Oreo Cupcakes and Mint Oreo Cupcakes

Yield: About 30 cupcakes

Ingredients

Cake

  • 30 oreos, split
  • 12 tablespoons unsalted butter (1 1/2 sticks), very soft
  • 1 3/4cups unbleached all-purpose flour (8 3/4 ounces)
  • 4ounces unsweetened chocolate , coarsely chopped
  • 1/4cup cocoa (3/4 ounce)
  • 1/2cup hot water
  • 1 3/4cups sugar (12 1/4 ounces)
  • 1 1/2teaspoons baking soda
  • 1teaspoon table salt
  • 1cup buttermilk
  • 2teaspoons vanilla extract
  • 4 large eggs
  • 2 large egg yolks
Frosting and filling
  •  3 cups heavy cream (cold)
  • 2/3 cup powdered sugar
  • 2/3 cup Oreo crumbs (perfect use for those extra oreo halves!)
Garnish: 15 Oreos, halved


Instructions
  1.  Adjust oven rack to middle position; heat oven to 350 degrees. Prepare cupcake tins with paper liners. 
    If desired, place an oreo half with the cream side up in the bottom of the liners before you fill with batter. (See right.)
     Combine chocolate, cocoa powder, and hot water in medium heatproof bowl; set bowl over saucepan containing 1 inch of simmering water and stir with rubber spatula until chocolate is melted, about 2 minutes. Add 1/2 cup sugar to chocolate mixture and stir until thick and glossy, 1 to 2 minutes. Remove bowl from heat and set aside to cool.
  2. Whisk flour, baking soda, and salt in medium bowl. Combine buttermilk and vanilla in small bowl. In bowl of standing mixer fitted with whisk attachment, whisk eggs and yolks on medium-low speed until combined, about 10 seconds. Add remaining 1 1/4 cups sugar, increase speed to high, and whisk until fluffy and lightened in color, 2 to 3 minutes. Replace whisk with paddle attachment. Add cooled chocolate mixture to egg/sugar mixture and mix on medium speed until thoroughly incorporated, 30 to 45 seconds, pausing to scrape down sides of bowl with rubber spatula as needed. Add softened butter one tablespoon at a time, mixing about 10 seconds after each addition. Add about one-third of flour mixture followed by half of buttermilk mixture, mixing until incorporated after each addition (about 15 seconds). Repeat using half of remaining flour mixture and all of remaining buttermilk mixture (batter may appear separated). Scrape down sides of bowl and add remaining flour mixture; mix at medium-low speed until batter is thoroughly combined, about 15 seconds. Remove bowl from mixer and fold batter once or twice with rubber spatula to incorporate any remaining flour. Fill cupcake liners 3/4 full.
  3. Bake cakes until toothpick inserted into center comes out with a few crumbs attached, about 20 minutes. Cool to room temperature before frosting, 30 minutes.

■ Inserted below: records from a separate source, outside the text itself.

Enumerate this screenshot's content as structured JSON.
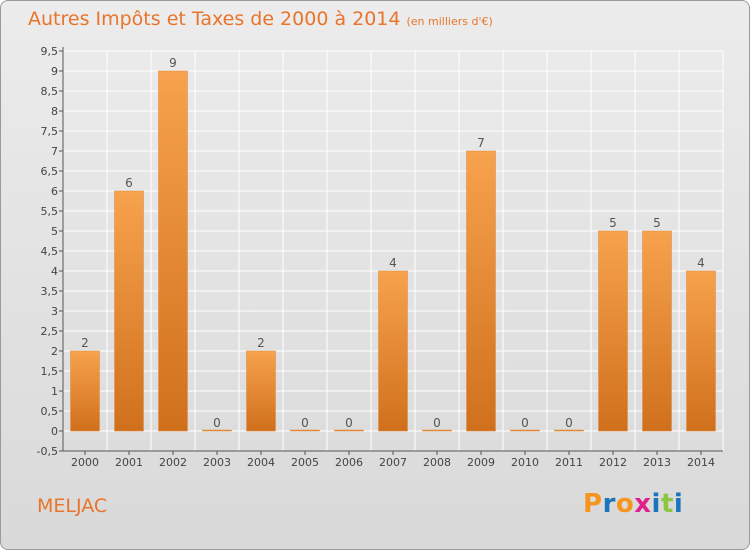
{
  "header": {
    "title": "Autres Impôts et Taxes de 2000 à 2014",
    "unit": "(en milliers d'€)"
  },
  "footer": {
    "commune": "MELJAC",
    "logo_text": "Proxiti",
    "logo_colors": [
      "#f7941d",
      "#1c75bc",
      "#f7941d",
      "#e0218a",
      "#1c75bc",
      "#8dc63f",
      "#1c75bc"
    ]
  },
  "colors": {
    "bar_light": "#f7a24e",
    "bar_dark": "#d0701c",
    "title": "#e8752b",
    "grid": "#ffffff"
  },
  "chart_data": {
    "type": "bar",
    "categories": [
      "2000",
      "2001",
      "2002",
      "2003",
      "2004",
      "2005",
      "2006",
      "2007",
      "2008",
      "2009",
      "2010",
      "2011",
      "2012",
      "2013",
      "2014"
    ],
    "values": [
      2,
      6,
      9,
      0,
      2,
      0,
      0,
      4,
      0,
      7,
      0,
      0,
      5,
      5,
      4
    ],
    "data_labels": [
      "2",
      "6",
      "9",
      "0",
      "2",
      "0",
      "0",
      "4",
      "0",
      "7",
      "0",
      "0",
      "5",
      "5",
      "4"
    ],
    "ylim": [
      -0.5,
      9.5
    ],
    "yticks": [
      -0.5,
      0,
      0.5,
      1,
      1.5,
      2,
      2.5,
      3,
      3.5,
      4,
      4.5,
      5,
      5.5,
      6,
      6.5,
      7,
      7.5,
      8,
      8.5,
      9,
      9.5
    ],
    "ytick_labels": [
      "-0,5",
      "0",
      "0,5",
      "1",
      "1,5",
      "2",
      "2,5",
      "3",
      "3,5",
      "4",
      "4,5",
      "5",
      "5,5",
      "6",
      "6,5",
      "7",
      "7,5",
      "8",
      "8,5",
      "9",
      "9,5"
    ],
    "grid": true,
    "title": "Autres Impôts et Taxes de 2000 à 2014",
    "xlabel": "",
    "ylabel": ""
  }
}
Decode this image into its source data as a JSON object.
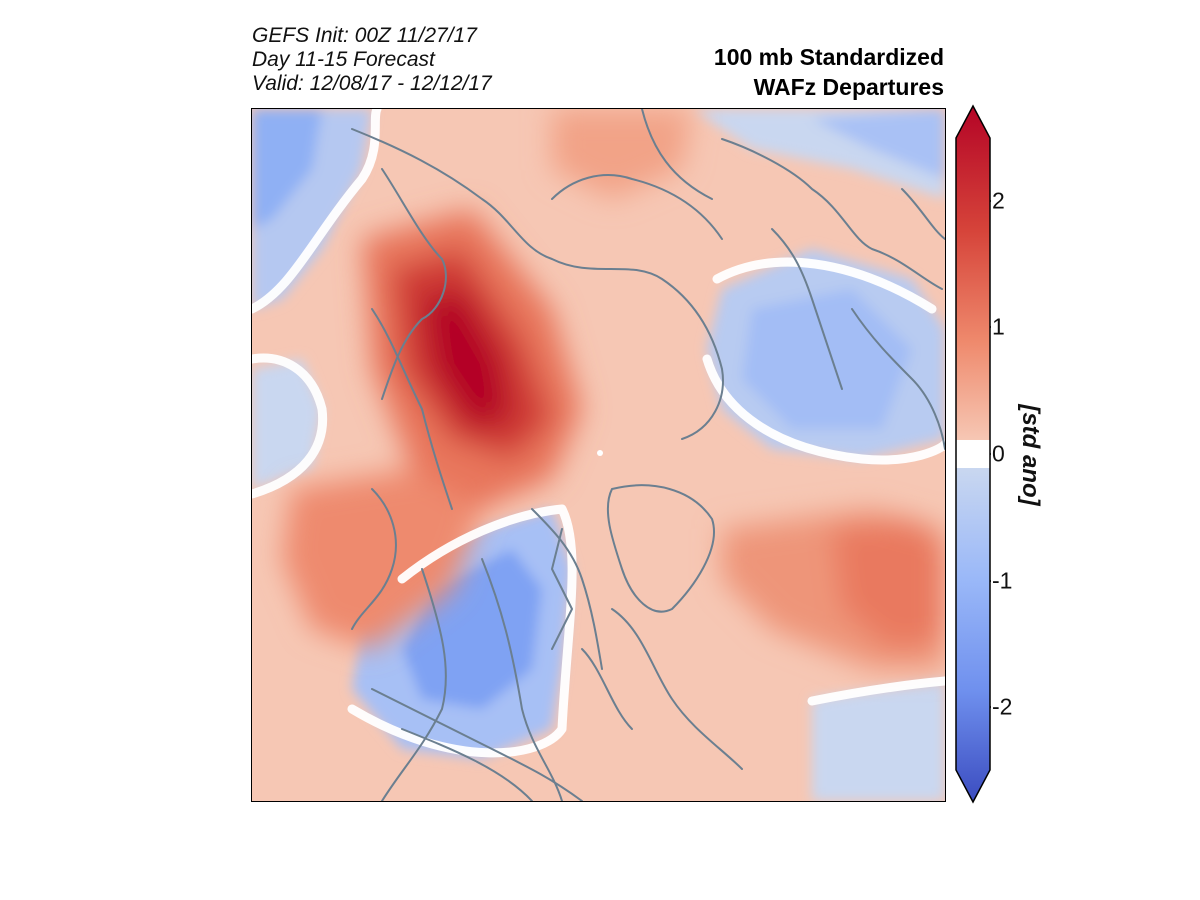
{
  "header": {
    "meta_lines": [
      "GEFS Init: 00Z 11/27/17",
      "Day 11-15 Forecast",
      "Valid: 12/08/17 - 12/12/17"
    ],
    "title_lines": [
      "100 mb Standardized",
      "WAFz Departures"
    ]
  },
  "colorbar": {
    "ticks": [
      "2",
      "1",
      "0",
      "-1",
      "-2"
    ],
    "unit_label": "[std ano]",
    "range": [
      -2.5,
      2.5
    ],
    "colors": {
      "max": "#b40426",
      "high": "#e7745b",
      "low_pos": "#f6c7b4",
      "zero": "#ffffff",
      "low_neg": "#c9d7f0",
      "low": "#7b9ff9",
      "min": "#3b4cc0"
    }
  },
  "map": {
    "projection": "north-polar-stereographic",
    "coastline_color": "#6b7f90",
    "region_labels": []
  }
}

  4. FROSTING: With an electric mixer, whisk cream and powdered sugar until stiff peaks form.  With a Bismarck or large star tip, pipe whipped cream into the centers of the cooled cupcakes. Fold the Oreo crumbs into the remaining whipped cream and frost. Garnish with half of an Oreo.

    Note: Make sure your Oreo crumbs are finely, finely, finely ground (I've learned to use a wire strainer) or else it will clog up your star tip terribly!
Chocolate Cake Recipe from Cooks Illustrated


If you want to make them Mint Oreo cupcakes, infuse the cooled cupcakes with a mint simple syrup.  Add mint simple syrup to taste to the frosting as well and use mint oreos instead of regular.  (If I had to guess, I'd say I used maybe a 1/2 cup total simple syrup.  I made these a couple of years ago and didn't measure it out to begin with, so I'm not entirely sure how much you'll need. ) You can also add a sprig of fresh mint to the garnish.  Yum!